I jumped a foot in the air and almost dropped the brownie. Aww, hell! I thought, cursing myself for not being more alert.I heard Brian gasp, his eyes filled with guilt. We both spun around to meet the amused gaze of Father Miguel. "Hey, Padre," I greeted meekly.

Chuckling, he stepping forward and said, "Give me one of those." Shooting him a grateful look, I handed over one of our contraband. Taking a bite, he sighed. "These are delicious. No wonder you risked her wrath."

Brian stared on in wonder and relief. I knew he couldn't believe that Father Miguel had joined our little raid, but I knew that this gentle man didn't have the heart to scold us for our childish trick. In fact, I think he enjoyed it as almost as much we did.

Looking up, I met the eyes of the other man. "Sketch, I need to talk to you," he said softly in Spanish, a language that I first learned while staying with my grandmother and that I became fluent in while living in the group home and growing up on the streets of LA. It turned out to be a very important skill. The city is full of Latino gangs, and it can be very dangerous not to know their language, especially so that you knew if they had a beef with you. When I met Father Miguel, I first spoke to him in Spanish, and by some unwritten agreement, we had continued that tradition. Gotta keep up them skills, ya know?

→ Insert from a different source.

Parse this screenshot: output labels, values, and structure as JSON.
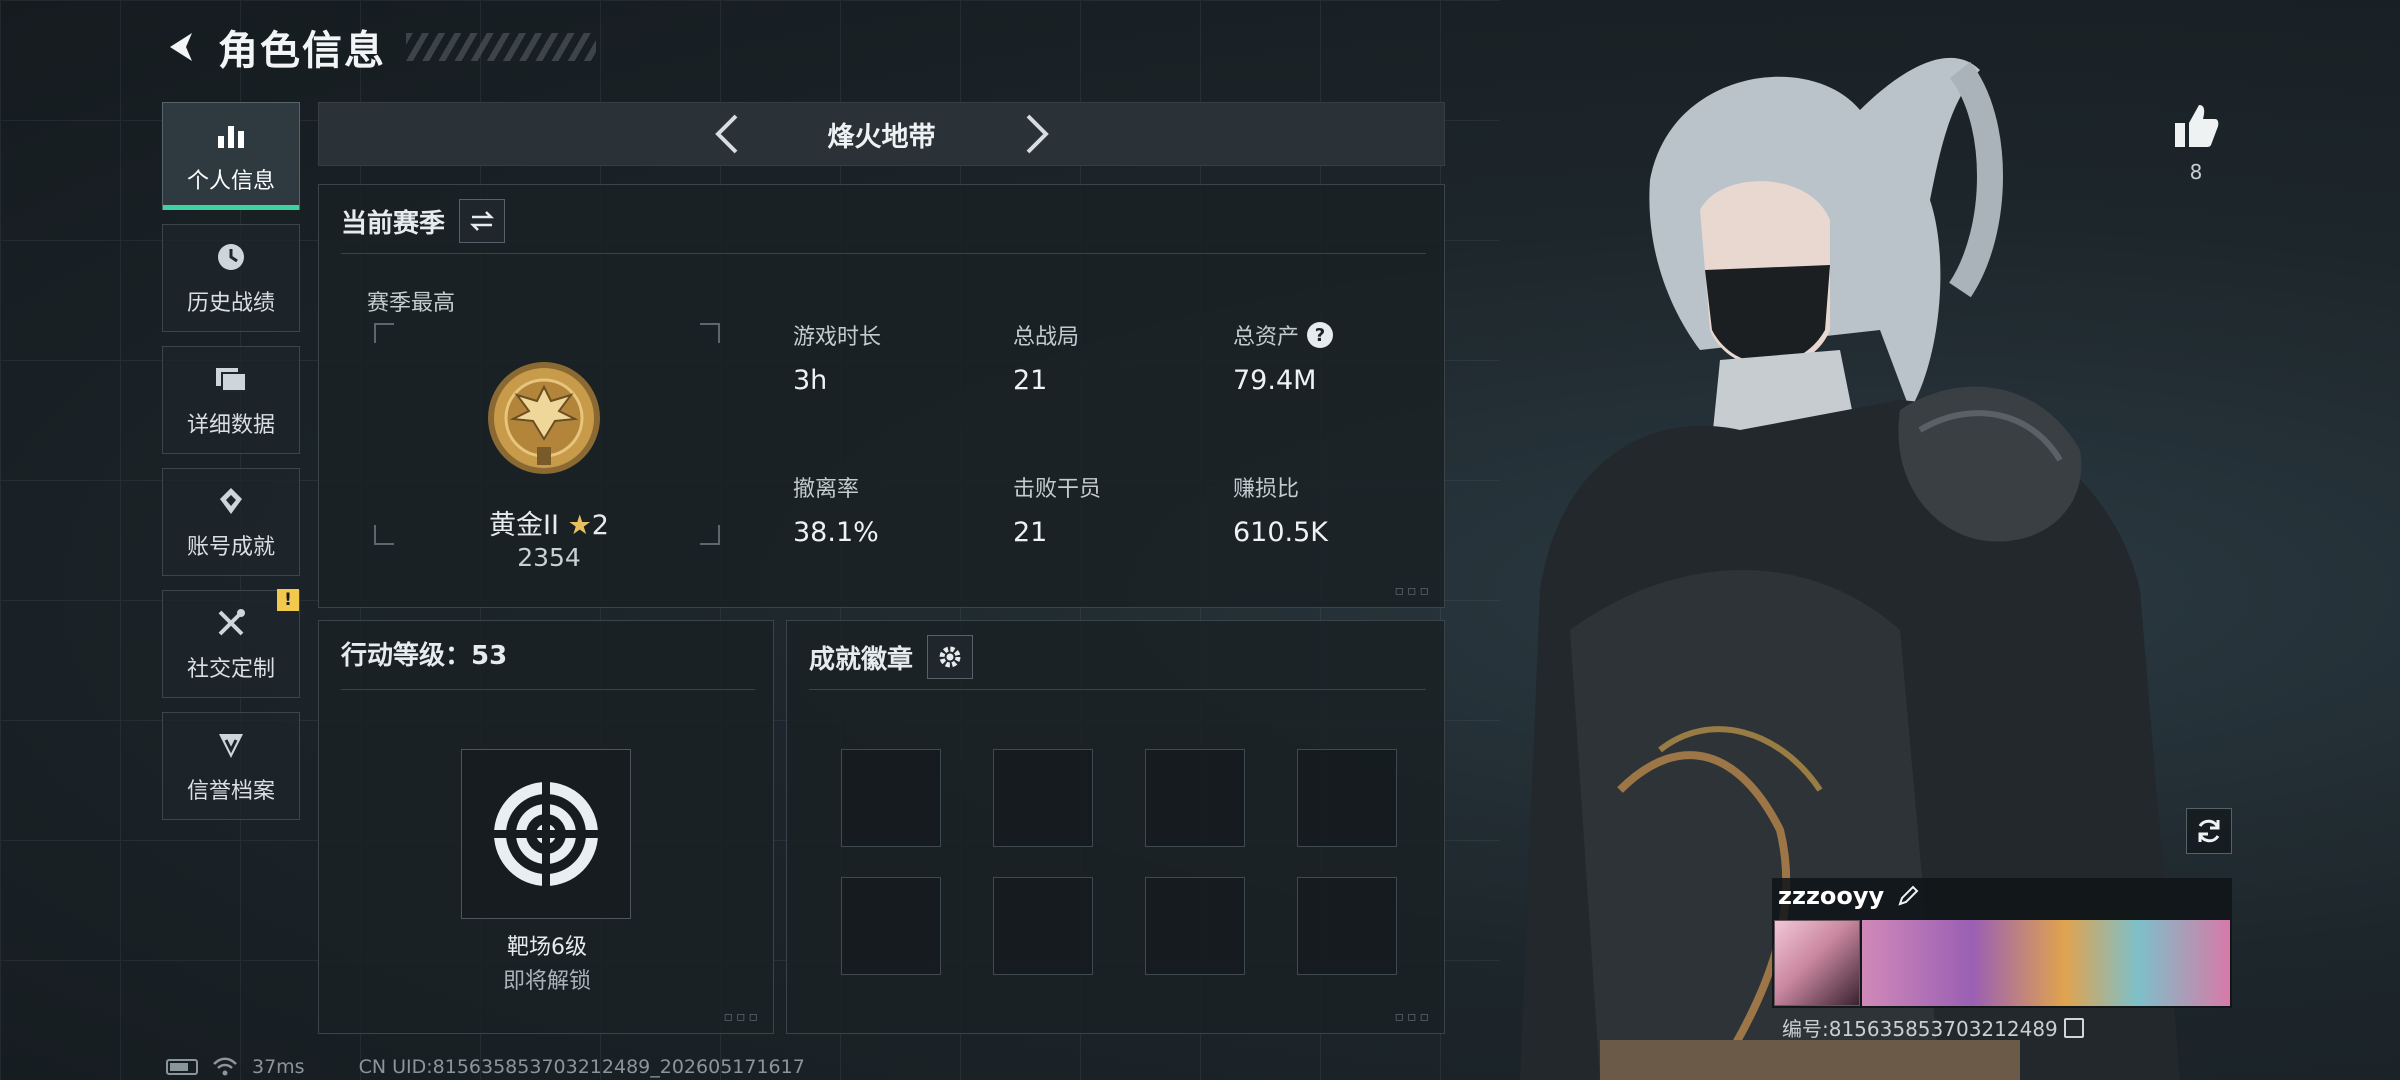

Not today, dammit! I wanted to shout at him. . .at all of them, but I knew I couldn't. It would only make things worse. I heaved a resigned sigh. Why did they pick today of all days! The one day for me to recuperate . . .to get some of my energy back . . .to try to drive these memories from my head. Somehow, though, it seemed to fit the tone of the last couple of days. Resigned to this fact, I nodded, and with a quiet sigh, I bent down to say, "Bri, why don't you go get the game and meet me at the Corner?"

"Okay," he replied happily as he went off towards the game shelf.

Grabbing the plastic container that sat on the counter in front of me, he explained, "The detectives want to talk to you."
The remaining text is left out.